The number of foreclosed homes in China rose 43% year-on-year in 2023 to 389,000, said China Index Academy, a major independent real estate research firm. More than 50,000 other units were foreclosed in January, up 64.4% year-on-year, the firm said.

“It has a certain shrinking effect on consumption and also serves as a warning that excessive investment (in property) should be avoided,” Hwabao Trust economist Nie Wen said.

Lei is in no mood to spend money.

She made about 40,000 yuan last year selling goods via livestreaming, not enough to make any of the 4,200 yuan monthly mortgage payments and barely enough for basic living expenses.

“All the clothes I wear are from five years ago, but I’ve gained weight and many no longer fit me. My friend gave me one of her old coats. I haven’t travelled since 2017,” said Lei.

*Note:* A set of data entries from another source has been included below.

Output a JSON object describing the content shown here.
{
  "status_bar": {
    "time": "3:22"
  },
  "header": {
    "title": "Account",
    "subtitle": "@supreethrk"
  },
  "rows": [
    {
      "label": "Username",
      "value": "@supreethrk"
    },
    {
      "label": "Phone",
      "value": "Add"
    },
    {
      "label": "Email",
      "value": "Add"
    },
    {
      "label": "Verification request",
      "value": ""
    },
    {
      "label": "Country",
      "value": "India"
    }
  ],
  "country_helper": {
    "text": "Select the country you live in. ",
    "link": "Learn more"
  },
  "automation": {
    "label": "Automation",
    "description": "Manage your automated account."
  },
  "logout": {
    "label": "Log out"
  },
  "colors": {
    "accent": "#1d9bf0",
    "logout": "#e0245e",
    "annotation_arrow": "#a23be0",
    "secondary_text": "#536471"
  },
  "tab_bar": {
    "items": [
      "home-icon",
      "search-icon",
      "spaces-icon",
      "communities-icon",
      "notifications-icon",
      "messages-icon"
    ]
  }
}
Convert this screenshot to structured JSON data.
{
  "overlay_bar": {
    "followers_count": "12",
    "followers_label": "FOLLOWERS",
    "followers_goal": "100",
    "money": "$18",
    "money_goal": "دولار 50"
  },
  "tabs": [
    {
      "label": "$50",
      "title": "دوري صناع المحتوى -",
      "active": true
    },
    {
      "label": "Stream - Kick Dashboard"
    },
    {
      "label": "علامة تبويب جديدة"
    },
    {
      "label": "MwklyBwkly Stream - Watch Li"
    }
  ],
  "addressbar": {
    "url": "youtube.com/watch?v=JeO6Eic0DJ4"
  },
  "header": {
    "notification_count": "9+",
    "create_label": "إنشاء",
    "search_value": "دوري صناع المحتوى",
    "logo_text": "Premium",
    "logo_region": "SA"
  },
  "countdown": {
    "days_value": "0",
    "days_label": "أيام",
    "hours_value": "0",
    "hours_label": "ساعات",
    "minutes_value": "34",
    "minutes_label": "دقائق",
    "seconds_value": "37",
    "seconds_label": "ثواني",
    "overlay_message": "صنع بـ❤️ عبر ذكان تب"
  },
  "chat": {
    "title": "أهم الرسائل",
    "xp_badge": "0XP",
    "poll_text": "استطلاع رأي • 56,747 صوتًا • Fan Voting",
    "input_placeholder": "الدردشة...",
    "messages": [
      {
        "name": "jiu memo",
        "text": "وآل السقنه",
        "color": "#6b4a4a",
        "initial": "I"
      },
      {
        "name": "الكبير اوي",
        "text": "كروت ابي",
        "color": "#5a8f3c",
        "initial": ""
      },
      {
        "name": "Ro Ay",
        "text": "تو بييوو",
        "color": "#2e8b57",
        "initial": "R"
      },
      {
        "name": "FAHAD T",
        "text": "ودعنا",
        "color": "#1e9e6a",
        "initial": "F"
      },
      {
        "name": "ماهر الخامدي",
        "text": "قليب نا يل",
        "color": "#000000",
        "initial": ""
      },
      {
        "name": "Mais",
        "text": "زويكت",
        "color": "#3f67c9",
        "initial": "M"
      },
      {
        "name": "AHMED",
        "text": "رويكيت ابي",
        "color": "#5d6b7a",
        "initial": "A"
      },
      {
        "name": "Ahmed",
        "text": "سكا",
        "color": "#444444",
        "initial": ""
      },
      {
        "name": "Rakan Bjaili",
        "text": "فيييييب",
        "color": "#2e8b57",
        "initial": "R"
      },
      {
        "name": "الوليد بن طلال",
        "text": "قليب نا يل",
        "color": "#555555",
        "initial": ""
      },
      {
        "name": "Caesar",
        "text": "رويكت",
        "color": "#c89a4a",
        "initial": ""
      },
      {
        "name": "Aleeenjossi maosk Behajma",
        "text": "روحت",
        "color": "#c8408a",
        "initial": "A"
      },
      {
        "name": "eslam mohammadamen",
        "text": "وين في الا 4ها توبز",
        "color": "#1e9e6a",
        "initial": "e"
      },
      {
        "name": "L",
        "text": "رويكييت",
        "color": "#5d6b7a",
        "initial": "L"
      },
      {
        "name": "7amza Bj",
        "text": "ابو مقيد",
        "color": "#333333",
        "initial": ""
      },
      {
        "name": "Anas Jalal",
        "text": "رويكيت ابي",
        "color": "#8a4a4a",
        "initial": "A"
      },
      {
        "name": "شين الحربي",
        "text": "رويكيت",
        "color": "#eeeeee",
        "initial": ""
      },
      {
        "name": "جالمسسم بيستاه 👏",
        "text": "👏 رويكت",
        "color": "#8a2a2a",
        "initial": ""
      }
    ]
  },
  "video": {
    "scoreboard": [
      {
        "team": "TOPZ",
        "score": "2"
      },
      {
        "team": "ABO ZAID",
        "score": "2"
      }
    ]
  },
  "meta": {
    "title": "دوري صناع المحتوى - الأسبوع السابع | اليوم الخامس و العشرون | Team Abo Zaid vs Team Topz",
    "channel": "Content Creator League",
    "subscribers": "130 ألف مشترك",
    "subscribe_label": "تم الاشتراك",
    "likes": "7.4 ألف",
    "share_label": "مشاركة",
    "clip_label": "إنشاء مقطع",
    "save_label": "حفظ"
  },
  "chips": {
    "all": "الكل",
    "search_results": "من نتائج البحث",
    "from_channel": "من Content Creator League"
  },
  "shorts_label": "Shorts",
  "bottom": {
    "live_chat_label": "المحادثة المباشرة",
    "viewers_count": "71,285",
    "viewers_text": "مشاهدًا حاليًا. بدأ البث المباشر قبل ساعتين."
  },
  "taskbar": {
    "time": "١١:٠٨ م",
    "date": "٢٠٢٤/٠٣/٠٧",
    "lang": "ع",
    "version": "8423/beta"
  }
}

Not being able to support her mother who lives on a 3,000 yuan monthly pension upsets her the most.


Data from China Index Academy showed a total of 99,000 foreclosed units were sold at auctions in 2023 for a combined 150 billion yuan.

Duan Chenglong, a manager at Beijing Xiangpaipai Information Service, a firm that specialises in foreclosures, says those auctions were the result of debt disputes two- to three-years old, meaning the trend is likely to pick up pace.

“The post-pandemic economic environment hasn’t been good, with many defaulting on their mortgages, including due to job issues,” said Duan. “There is still a gap between the volume of properties being auctioned and the amount of distressed assets.”

More auctions in the future will distract would-be buyers from the regular market, which could weigh on prices for both new and second-hand homes, Duan said.

In some cities in China, some auctions of foreclosed homes have repeatedly failed.

The ratio of mortgage-related non performing loans in the Chinese banking sector is estimated at only 0.4%, meaning lenders can tolerate writing off some of these assets.

But the failures highlight the excess housing supply built up during the boom years of the property sector, which accounted for about a quarter of economic activity at its peak in 2021.

Xin, a 30-year-old single mother from Zhumadian, in the central Henan province, lost her flat after she mortgaged it to start a child entertainment business, which failed within weeks due to COVID-19 lockdowns in 2020.

The property, valued in 2019 at 310,000 yuan, was auctioned twice in the past year for the 170,000 yuan Xin owes to the bank, but failed to attract any bids.

“Who would buy it? There are more than 10 flats up for auction in the same building,” said Xin, who only gave her surname, citing privacy reasons.